--Est le talisman qui fera sourire Ydoine.

--Vous vous moquez, voulut riposter Amyle.

Il se tut, transi d'effroi. La femme avait disparu dans un nuage embaumé, et Amyle ouït une voix douce qui disait:

--Prends ce bâton, pique-le en un vase plein de terre grasse et le porte ainsi au seigneur Thiébault, qui devra le placer en un endroit éclairé où personne n'aura licence de pénétrer avant le jour fixé pour le concours. Quand tes rivaux se présenteront, laisse-les étaler leurs merveilles; seulement alors tu iras chercher le bâton et tu l'offriras à ton Ydoine.
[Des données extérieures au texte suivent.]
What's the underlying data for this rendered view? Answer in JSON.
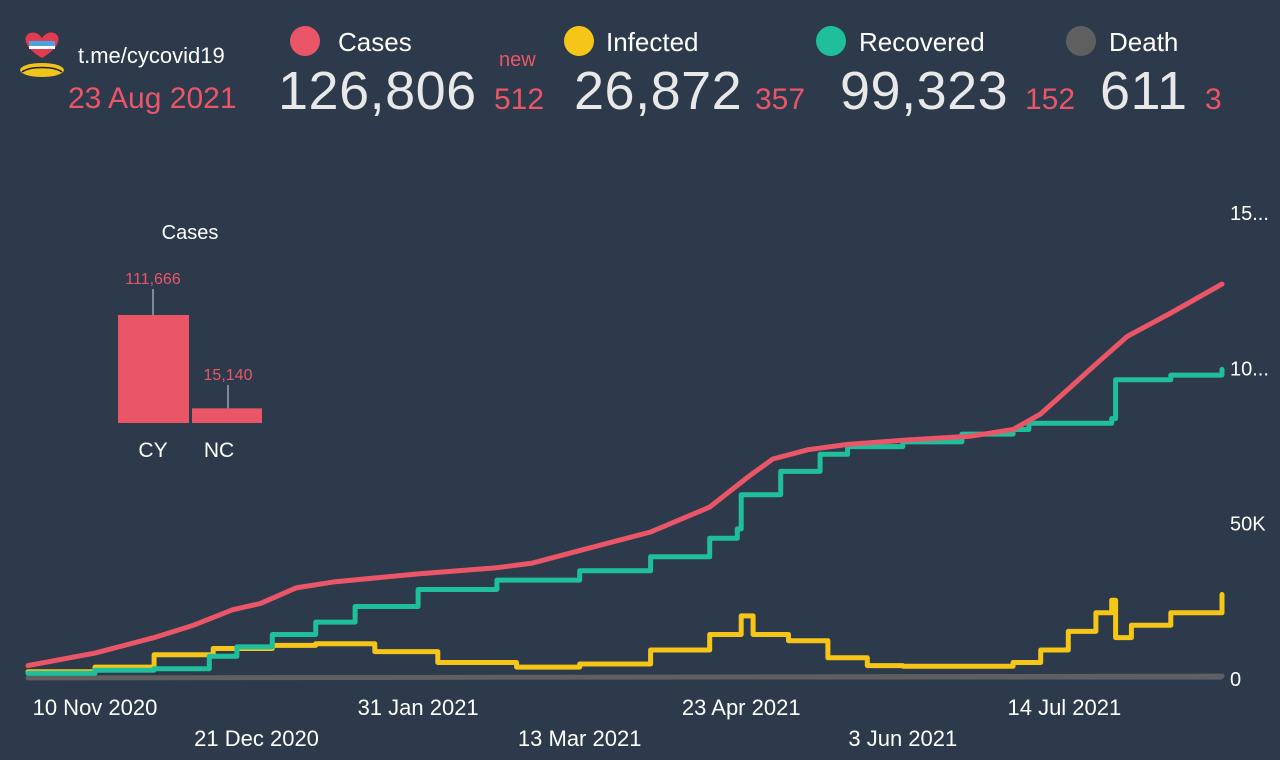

Va, et réjouis-toi en l'assurance que je te donne d'une heureuse issue...

III

Amyle crut en ces paroles et rentra au village d'un seul temps de galop. Une fois arrivé, il piqua le bâton en un vase plein de terre grasse et se présenta au Château-de-Velours.

--Voici ce que j'apporte pour votre belle Ydoine, dit-il au baron.

--Quoi? ce vilain bâton noir, tortu et noueux! Tu mériterais, insolent, qu'il te fût rompu sur le dos!

--Gardez-vous-en bien! Il n'est point pour frapper, mais pour faire sourire et mettre en joie votre belle Ydoine, assura hardiment Amyle. J'ai le droit de concourir comme les autres, et vous devez suspendre tout jugement jusqu'au jour fixé.

Le baron, étant juste, se rendit à cette raison. Il conduisit Amyle dans une pièce élevée du donjon, où le bâton et le vase furent déposés contre la fenêtre. Ensuite Amyle ferma lui-même la porte et en conserva les clefs.